Starbucks Closes 600 Stores

Since time immemorial, Starbucks has earned the awe of Wall Street pundits. It has roasted, so to speak, the competition in the designer coffee industry.

Nowadays it’s descended from near-imperviousness to utter doom.

Last July 1, the retail coffee shop titan declared that it will slash its over 7,257 stores in the US by 600. The closures should begin this month through mid-2009, affecting about 12,000 employees.

An ailing US economy’s responsibility is decidedly negligible. In fact, Starbucks’ market segment began to dwindle as early last year.

Rather it’s the increasing demystification of an experience once esteemed by many American coffee lovers.

Analysts say that Starbucks’ expansion was too zippy for its own good, compromising a loyal fanbase for shortsighted growth. The ubiquity of Starbucks stores could only usher in cannibalization and saturation.

This nosedive may also partly be due to overly glossed innovations and introduction of comparatively needless products into the menu. Starbucks has even sold its own music.

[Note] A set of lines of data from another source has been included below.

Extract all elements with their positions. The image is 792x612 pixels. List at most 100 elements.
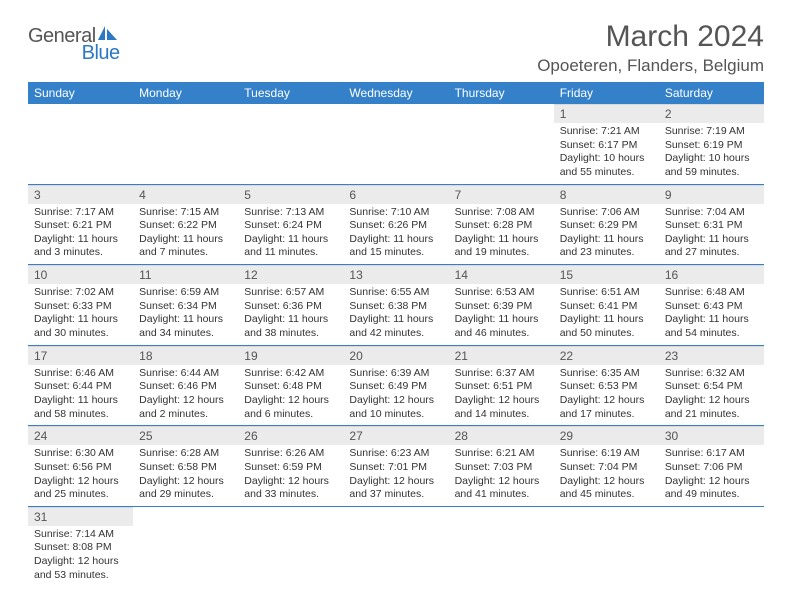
sunset-text: Sunset: 6:49 PM <box>349 380 442 394</box>
sunrise-text: Sunrise: 6:42 AM <box>244 367 337 381</box>
calendar-day-cell <box>449 506 554 586</box>
calendar-day-cell: 23Sunrise: 6:32 AMSunset: 6:54 PMDayligh… <box>659 345 764 426</box>
sunset-text: Sunset: 6:48 PM <box>244 380 337 394</box>
day-number: 21 <box>449 346 554 365</box>
day-number: 3 <box>28 185 133 204</box>
sunset-text: Sunset: 6:22 PM <box>139 219 232 233</box>
sunrise-text: Sunrise: 6:28 AM <box>139 447 232 461</box>
sunset-text: Sunset: 6:26 PM <box>349 219 442 233</box>
daylight-text: Daylight: 11 hours and 27 minutes. <box>665 233 758 260</box>
sunset-text: Sunset: 6:56 PM <box>34 461 127 475</box>
day-details: Sunrise: 7:21 AMSunset: 6:17 PMDaylight:… <box>554 123 659 184</box>
daylight-text: Daylight: 11 hours and 42 minutes. <box>349 313 442 340</box>
sunrise-text: Sunrise: 7:13 AM <box>244 206 337 220</box>
sunset-text: Sunset: 6:28 PM <box>455 219 548 233</box>
sunrise-text: Sunrise: 7:14 AM <box>34 528 127 542</box>
sunrise-text: Sunrise: 7:08 AM <box>455 206 548 220</box>
daylight-text: Daylight: 11 hours and 3 minutes. <box>34 233 127 260</box>
sunset-text: Sunset: 8:08 PM <box>34 541 127 555</box>
calendar-day-cell: 31 Sunrise: 7:14 AMSunset: 8:08 PMDayligh… <box>28 506 133 586</box>
calendar-day-cell <box>343 104 448 184</box>
sunrise-text: Sunrise: 6:19 AM <box>560 447 653 461</box>
calendar-day-cell: 18Sunrise: 6:44 AMSunset: 6:46 PMDayligh… <box>133 345 238 426</box>
sunset-text: Sunset: 6:43 PM <box>665 300 758 314</box>
calendar-day-cell: 9Sunrise: 7:04 AMSunset: 6:31 PMDaylight… <box>659 184 764 265</box>
sunset-text: Sunset: 7:04 PM <box>560 461 653 475</box>
day-details: Sunrise: 6:44 AMSunset: 6:46 PMDaylight:… <box>133 365 238 426</box>
calendar-week-row: 1Sunrise: 7:21 AMSunset: 6:17 PMDaylight… <box>28 104 764 184</box>
day-details: Sunrise: 7:04 AMSunset: 6:31 PMDaylight:… <box>659 204 764 265</box>
month-title: March 2024 <box>537 20 764 54</box>
logo-text-blue: Blue <box>82 43 120 63</box>
sunset-text: Sunset: 6:51 PM <box>455 380 548 394</box>
day-details: Sunrise: 7:06 AMSunset: 6:29 PMDaylight:… <box>554 204 659 265</box>
calendar-week-row: 24Sunrise: 6:30 AMSunset: 6:56 PMDayligh… <box>28 426 764 507</box>
day-number: 14 <box>449 265 554 284</box>
day-details: Sunrise: 6:19 AMSunset: 7:04 PMDaylight:… <box>554 445 659 506</box>
calendar-day-cell: 6Sunrise: 7:10 AMSunset: 6:26 PMDaylight… <box>343 184 448 265</box>
daylight-text: Daylight: 11 hours and 7 minutes. <box>139 233 232 260</box>
weekday-header-row: Sunday Monday Tuesday Wednesday Thursday… <box>28 82 764 104</box>
sunset-text: Sunset: 6:59 PM <box>244 461 337 475</box>
sunset-text: Sunset: 6:38 PM <box>349 300 442 314</box>
title-block: March 2024 Opoeteren, Flanders, Belgium <box>537 20 764 76</box>
daylight-text: Daylight: 11 hours and 54 minutes. <box>665 313 758 340</box>
day-details: Sunrise: 6:39 AMSunset: 6:49 PMDaylight:… <box>343 365 448 426</box>
daylight-text: Daylight: 12 hours and 17 minutes. <box>560 394 653 421</box>
day-number: 26 <box>238 426 343 445</box>
calendar-day-cell <box>238 506 343 586</box>
day-number: 31 <box>28 507 133 526</box>
day-number: 16 <box>659 265 764 284</box>
calendar-week-row: 3Sunrise: 7:17 AMSunset: 6:21 PMDaylight… <box>28 184 764 265</box>
day-details: Sunrise: 7:17 AMSunset: 6:21 PMDaylight:… <box>28 204 133 265</box>
day-details: Sunrise: 6:26 AMSunset: 6:59 PMDaylight:… <box>238 445 343 506</box>
daylight-text: Daylight: 11 hours and 58 minutes. <box>34 394 127 421</box>
day-number: 10 <box>28 265 133 284</box>
sunrise-text: Sunrise: 6:26 AM <box>244 447 337 461</box>
daylight-text: Daylight: 11 hours and 15 minutes. <box>349 233 442 260</box>
sunrise-text: Sunrise: 6:17 AM <box>665 447 758 461</box>
daylight-text: Daylight: 12 hours and 53 minutes. <box>34 555 127 582</box>
calendar-week-row: 17Sunrise: 6:46 AMSunset: 6:44 PMDayligh… <box>28 345 764 426</box>
daylight-text: Daylight: 12 hours and 6 minutes. <box>244 394 337 421</box>
weekday-header: Tuesday <box>238 82 343 104</box>
calendar-day-cell: 2Sunrise: 7:19 AMSunset: 6:19 PMDaylight… <box>659 104 764 184</box>
day-details: Sunrise: 7:19 AMSunset: 6:19 PMDaylight:… <box>659 123 764 184</box>
calendar-day-cell: 16Sunrise: 6:48 AMSunset: 6:43 PMDayligh… <box>659 265 764 346</box>
day-details: Sunrise: 7:08 AMSunset: 6:28 PMDaylight:… <box>449 204 554 265</box>
daylight-text: Daylight: 12 hours and 2 minutes. <box>139 394 232 421</box>
day-number: 11 <box>133 265 238 284</box>
calendar-day-cell: 11Sunrise: 6:59 AMSunset: 6:34 PMDayligh… <box>133 265 238 346</box>
daylight-text: Daylight: 10 hours and 59 minutes. <box>665 152 758 179</box>
daylight-text: Daylight: 12 hours and 10 minutes. <box>349 394 442 421</box>
calendar-day-cell: 8Sunrise: 7:06 AMSunset: 6:29 PMDaylight… <box>554 184 659 265</box>
sunrise-text: Sunrise: 6:21 AM <box>455 447 548 461</box>
sunset-text: Sunset: 6:36 PM <box>244 300 337 314</box>
day-details: Sunrise: 7:10 AMSunset: 6:26 PMDaylight:… <box>343 204 448 265</box>
calendar-day-cell <box>449 104 554 184</box>
sunrise-text: Sunrise: 6:23 AM <box>349 447 442 461</box>
calendar-day-cell <box>554 506 659 586</box>
calendar-day-cell <box>133 104 238 184</box>
daylight-text: Daylight: 12 hours and 21 minutes. <box>665 394 758 421</box>
header: GeneralBlue March 2024 Opoeteren, Flande… <box>28 20 764 76</box>
sunset-text: Sunset: 7:03 PM <box>455 461 548 475</box>
calendar-day-cell <box>238 104 343 184</box>
sunset-text: Sunset: 6:39 PM <box>455 300 548 314</box>
calendar-day-cell: 13Sunrise: 6:55 AMSunset: 6:38 PMDayligh… <box>343 265 448 346</box>
daylight-text: Daylight: 12 hours and 45 minutes. <box>560 475 653 502</box>
calendar-day-cell: 14Sunrise: 6:53 AMSunset: 6:39 PMDayligh… <box>449 265 554 346</box>
calendar-day-cell: 27Sunrise: 6:23 AMSunset: 7:01 PMDayligh… <box>343 426 448 507</box>
day-number: 18 <box>133 346 238 365</box>
daylight-text: Daylight: 12 hours and 49 minutes. <box>665 475 758 502</box>
calendar-body: 1Sunrise: 7:21 AMSunset: 6:17 PMDaylight… <box>28 104 764 586</box>
sunrise-text: Sunrise: 7:17 AM <box>34 206 127 220</box>
day-number: 5 <box>238 185 343 204</box>
day-details: Sunrise: 7:15 AMSunset: 6:22 PMDaylight:… <box>133 204 238 265</box>
day-number: 27 <box>343 426 448 445</box>
calendar-day-cell <box>28 104 133 184</box>
day-number: 25 <box>133 426 238 445</box>
day-number: 2 <box>659 104 764 123</box>
day-details: Sunrise: 6:37 AMSunset: 6:51 PMDaylight:… <box>449 365 554 426</box>
sunrise-text: Sunrise: 7:02 AM <box>34 286 127 300</box>
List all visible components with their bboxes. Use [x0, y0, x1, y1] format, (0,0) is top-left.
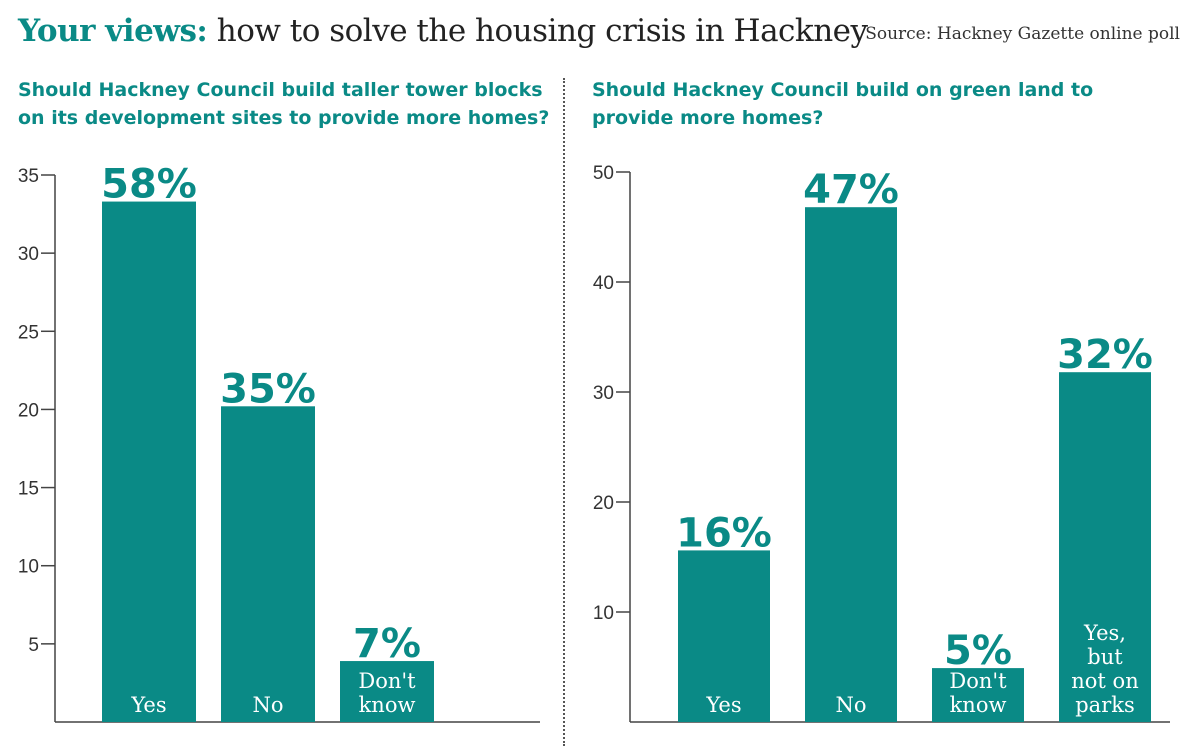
chart-1-tick-label: 30 — [18, 244, 39, 265]
chart-2-bar — [805, 207, 897, 722]
chart-2-category-label: but — [1087, 645, 1123, 669]
title-lead: Your views: — [18, 13, 208, 49]
chart-1-bar — [221, 406, 315, 722]
chart-2-tick-label: 30 — [593, 383, 614, 404]
chart-2-data-label: 32% — [1057, 332, 1153, 378]
chart-2-category-label: Yes, — [1083, 621, 1126, 645]
title-rest: how to solve the housing crisis in Hackn… — [216, 13, 868, 49]
chart-1-data-label: 35% — [220, 366, 316, 412]
chart-2-question: Should Hackney Council build on green la… — [592, 79, 1094, 129]
chart-2-category-label: not on — [1071, 669, 1138, 693]
chart-1-tick-label: 25 — [18, 322, 39, 343]
chart-2-data-label: 47% — [803, 167, 899, 213]
chart-1-tick-label: 15 — [18, 479, 39, 500]
chart-1-tick-label: 5 — [28, 635, 39, 656]
chart-2-category-label: parks — [1075, 693, 1135, 717]
chart-1-question: Should Hackney Council build taller towe… — [18, 79, 550, 129]
chart-2-category-label: Yes — [705, 693, 741, 717]
chart-2-tick-label: 40 — [593, 273, 614, 294]
chart-1-category-label: know — [359, 693, 416, 717]
chart-1-category-label: Yes — [130, 693, 166, 717]
chart-2-tick-label: 20 — [593, 493, 614, 514]
chart-2-data-label: 5% — [944, 628, 1012, 674]
chart-1-bar — [102, 201, 196, 722]
chart-2-bar — [932, 668, 1024, 722]
chart-2-category-label: know — [950, 693, 1007, 717]
chart-2-tick-label: 50 — [593, 163, 614, 184]
page-title: Your views: how to solve the housing cri… — [18, 8, 868, 54]
chart-2-bar — [678, 550, 770, 722]
chart-1-category-label: No — [252, 693, 283, 717]
chart-2-category-label: Don't — [949, 669, 1007, 693]
chart-2-tick-label: 10 — [593, 603, 614, 624]
chart-2-data-label: 16% — [676, 510, 772, 556]
chart-1-category-label: Don't — [358, 669, 416, 693]
chart-1-data-label: 7% — [353, 621, 421, 667]
chart-1-bar — [340, 661, 434, 722]
chart-1-tick-label: 35 — [18, 166, 39, 187]
chart-2-bar — [1059, 372, 1151, 722]
chart-1-tick-label: 10 — [18, 557, 39, 578]
chart-1-tick-label: 20 — [18, 400, 39, 421]
panel-divider — [563, 78, 565, 746]
source-note: Source: Hackney Gazette online poll — [865, 24, 1180, 44]
chart-2-category-label: No — [835, 693, 866, 717]
chart-1-data-label: 58% — [101, 162, 197, 208]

Coffee snobs, once the staunchest demographic of the store, are also fleeing from Starbucks’ newfound grab-and-go culture. That makes Starbucks no different from fast-food outlets like McDonald’s, which, incidentally, offer coffee at lower price tags.

This fallen dame should be in a mad scramble to redeem its exclusivity at a price that people can still afford, what with inflation. It may be that Starbucks needs a “grande” enlightenment as much as its customers.